According to Cisco, global mobile data traffic grew 63 percent last year, reaching over 7 billion gigabytes per month. That’s a measure of the volume of bandwidth mobile users consume, but see it as a proxy for their activity and all the data points the activity generates. Amicably, 7 billion GB equals a lot of taps, clicks and swipes, and it’s going to continue to grow. The IDC suggests actionable data will grow by 9.6 times by 2025, as reported by Forbes.
Mobile data is even richer than data generated by desktop users. According to a 2014 Economist article, PubMatic, a firm that helps publishers sell advertising space in real time, was able to provide some 50 to 70 data points about users on desktops and around 100 on mobile, including the mobile device’s precise position, When you know not just who your users are and what they are doing, but also where they are, you have an incredibly powerful data set at your disposal.
From analytics to action
There’s plenty of data that’s not meaningful, which is why the “actionable” distinction from the IDC report is vital.
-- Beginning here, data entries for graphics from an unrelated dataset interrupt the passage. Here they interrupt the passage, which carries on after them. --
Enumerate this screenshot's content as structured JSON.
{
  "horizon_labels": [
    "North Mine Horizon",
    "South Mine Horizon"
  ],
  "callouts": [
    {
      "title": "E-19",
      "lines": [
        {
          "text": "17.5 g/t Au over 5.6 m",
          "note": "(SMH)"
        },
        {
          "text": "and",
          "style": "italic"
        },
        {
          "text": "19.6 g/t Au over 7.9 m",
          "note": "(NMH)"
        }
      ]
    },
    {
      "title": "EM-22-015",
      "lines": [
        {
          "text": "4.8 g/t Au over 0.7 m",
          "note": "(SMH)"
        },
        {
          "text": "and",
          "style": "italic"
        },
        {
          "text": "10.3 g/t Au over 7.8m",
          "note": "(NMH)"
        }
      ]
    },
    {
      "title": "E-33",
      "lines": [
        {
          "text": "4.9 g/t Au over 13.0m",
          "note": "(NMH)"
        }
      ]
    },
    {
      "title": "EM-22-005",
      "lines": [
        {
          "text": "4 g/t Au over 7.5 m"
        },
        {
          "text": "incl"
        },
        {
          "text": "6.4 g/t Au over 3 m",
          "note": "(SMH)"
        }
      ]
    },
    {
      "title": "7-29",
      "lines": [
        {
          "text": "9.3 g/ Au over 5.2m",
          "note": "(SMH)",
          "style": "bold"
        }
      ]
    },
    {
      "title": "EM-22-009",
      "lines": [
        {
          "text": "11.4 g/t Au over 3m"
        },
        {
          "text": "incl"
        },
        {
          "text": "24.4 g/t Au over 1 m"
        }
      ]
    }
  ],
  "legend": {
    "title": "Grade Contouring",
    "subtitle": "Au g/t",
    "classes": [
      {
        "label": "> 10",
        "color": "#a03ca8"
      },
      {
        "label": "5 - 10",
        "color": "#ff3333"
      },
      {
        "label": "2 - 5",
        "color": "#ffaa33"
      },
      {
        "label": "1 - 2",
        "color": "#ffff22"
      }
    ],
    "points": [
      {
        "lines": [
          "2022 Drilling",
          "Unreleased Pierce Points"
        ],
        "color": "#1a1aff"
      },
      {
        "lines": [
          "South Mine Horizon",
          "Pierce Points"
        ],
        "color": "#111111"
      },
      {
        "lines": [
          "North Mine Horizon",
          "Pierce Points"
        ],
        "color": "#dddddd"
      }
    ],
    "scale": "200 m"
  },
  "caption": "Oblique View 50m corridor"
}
The actual volume of data is growing at a slower rate, but leading organizations are getting smarter about ingesting that data to mine valuable insights.
Successful enterprises don’t just pull mobile data, analyze it and feed it into their next strategy session. It’s a loop that includes the user in real time, or as near-real time as possible. That’s where those additional data points — the “where,” as well as the “who and “what” — come into play. For example, when you know a passenger is at the airport and know which flight she is planning to take, you can tell her about the weather at her destination or alert her to pending delays, connecting flight information or upgrade availability.
As IT strategists, we don’t want to drown in data, nor do we want our customers or employees to. The Pew Research Center found that one-third of smartphone users have turned off location tracking due to concerns about how their mobile data was being used. There are several reasons why customers prefer this privacy, and a careful mobile strategy will not add “too many alerts” to that list of reasons. In fact, many users need a compelling reason to entice them to keep it on. So, enterprises need to think carefully about the most valuable information to provide given the context. This could be as simple as automating a transaction to reflect a customer’s location — removing a click or two from the actions they need to take. Or, it could be as sophisticated as generating truly targeted, customized information about an activity the user is about to undertake.
Due to the enormous opportunity and the complexity involved in maximizing that opportunity, the next evolution of mobile will be focused around data. Consider how you can use that mobile data to deliver value to the enterprise and, more immediately, to the customer.